Video footage of nuns weeping as they are expelled in convoys of buses while their wooden huts are demolished has drawn global attention to the extent of a crackdown at the world-famous Buddhist institute of Larung Gar in eastern Tibet.
A new report by ICT, ‘Shadow of Dust across the Sun’, reveals how the demolitions and expulsions at Larung Gar and Yachen Gar in the past six months are part of an unfolding political strategy involving more aggressive measures in order to curb and manage the growing influence and number of monks and nuns at these important monastic centers of study and Buddhist ethics in eastern Tibet, the largest such institutes in the world.

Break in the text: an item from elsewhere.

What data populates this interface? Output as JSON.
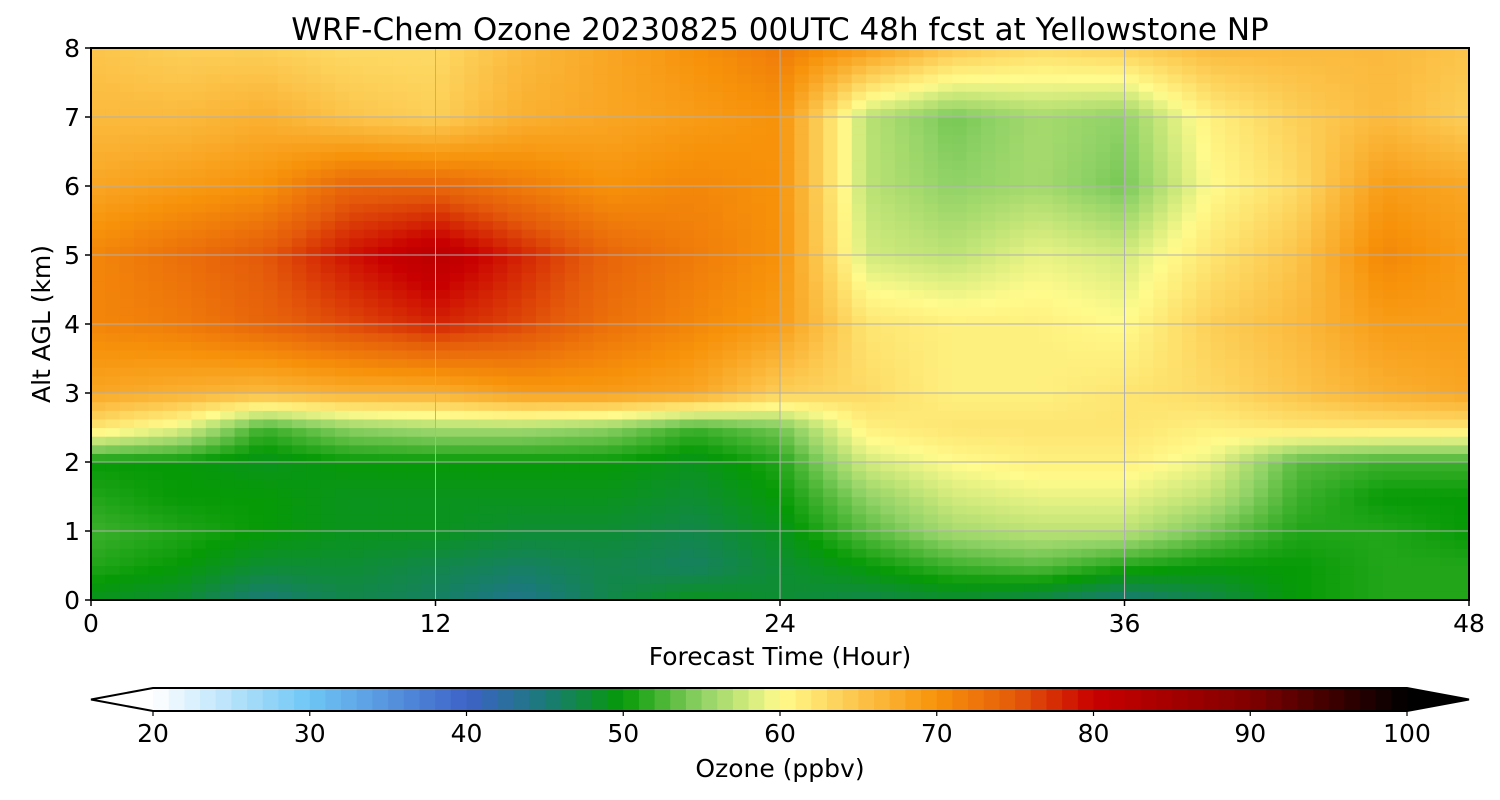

The report details how, at the same time as undermining religious practice and teaching and stepping up intrusive security measures, the Chinese authorities are using this very interest in Tibetan Buddhism to attract domestic tourists, leading to fears of further diminishment of these monastic communities, popularly known as ‘encampments’ or ‘chogars’ in Tibetan.
‘Shadow of Dust across the Sun’ is informed by first-hand sources and eyewitness testimony, documenting:
- Major construction work in the vast valley at the foot of Larung Gar to build a new tourist village and other developments – revealing that tourism is now being used as a tool by the Chinese authorities to confront revivalist trends of Tibetan religious and cultural expression and contain monastic growth.

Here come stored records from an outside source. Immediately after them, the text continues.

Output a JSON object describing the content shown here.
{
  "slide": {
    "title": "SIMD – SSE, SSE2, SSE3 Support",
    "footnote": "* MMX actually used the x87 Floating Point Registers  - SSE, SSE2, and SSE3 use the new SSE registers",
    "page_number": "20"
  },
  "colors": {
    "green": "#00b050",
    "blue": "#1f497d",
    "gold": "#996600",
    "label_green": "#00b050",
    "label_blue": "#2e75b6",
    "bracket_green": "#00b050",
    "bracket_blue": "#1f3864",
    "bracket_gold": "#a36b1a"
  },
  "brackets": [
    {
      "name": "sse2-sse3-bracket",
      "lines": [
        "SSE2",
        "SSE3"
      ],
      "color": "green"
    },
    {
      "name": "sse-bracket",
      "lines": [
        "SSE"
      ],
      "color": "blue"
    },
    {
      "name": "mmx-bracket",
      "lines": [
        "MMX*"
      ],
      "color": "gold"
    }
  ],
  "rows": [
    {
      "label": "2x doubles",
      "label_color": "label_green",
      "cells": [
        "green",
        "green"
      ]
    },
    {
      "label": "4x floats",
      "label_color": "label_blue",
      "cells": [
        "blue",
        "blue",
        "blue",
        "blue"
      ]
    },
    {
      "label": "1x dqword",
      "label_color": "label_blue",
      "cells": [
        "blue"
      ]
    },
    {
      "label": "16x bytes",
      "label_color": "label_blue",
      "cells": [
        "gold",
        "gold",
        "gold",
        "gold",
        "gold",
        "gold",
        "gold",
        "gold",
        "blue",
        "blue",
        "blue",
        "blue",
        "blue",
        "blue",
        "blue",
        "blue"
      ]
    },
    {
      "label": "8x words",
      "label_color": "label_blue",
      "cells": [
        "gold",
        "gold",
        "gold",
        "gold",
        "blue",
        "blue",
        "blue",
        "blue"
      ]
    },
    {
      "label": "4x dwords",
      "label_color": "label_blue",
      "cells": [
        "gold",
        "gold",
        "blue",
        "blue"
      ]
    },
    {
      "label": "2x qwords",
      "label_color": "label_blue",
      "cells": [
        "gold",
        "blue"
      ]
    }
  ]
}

- Infrastructure construction for tourists is described as if this peaceful religious institute were a war zone, with the official media describing the work as a “tough political fight”.
- Heightened security and surveillance at both Larung Gar and Yachen Gar and local towns, including new mobile police stations and intensified militarization in urban areas nearby, consistent with more systematic and intrusive measures across eastern Tibet since the wave of self-immolations began in Ngaba, Sichuan in 2009.
- Official plans for urbanization and tourism focused on presenting an official version of Tibetan religious culture and a ‘happy Kardze’, involving an emphasis on non-religious elements of Tibetan culture, aligned with longer-term strategies to contain dissent, ‘manage’ religious activities and ensure Party control across the prefecture.
In a rare step, six UN experts said publicly last month that they had made a joint submission to the PRC stating that the developments at the Buddhist institutes violate international human rights laws and “seem to be concerted attacks on tangible and intangible cultural heritage, which constitute serious violations of cultural rights of current and future generations.
Matteo Mecacci, President of the International Campaign for Tibet, said: “The new evidence presented in this report calls into question the entire basis of the demolition of homes and expulsion of nuns and monks, which have caused such distress. It cannot be possible for the Chinese authorities to claim there is overcrowding and not enough space for genuine religious practitioners given the extent of construction over a vast area in this remote valley. The UN statement reflects global alarm over the counter-productive razing of homes and expulsion of monks and nuns who have peacefully studied at these world famous religious institutes – which are so precious for Chinese as well as Tibetans.”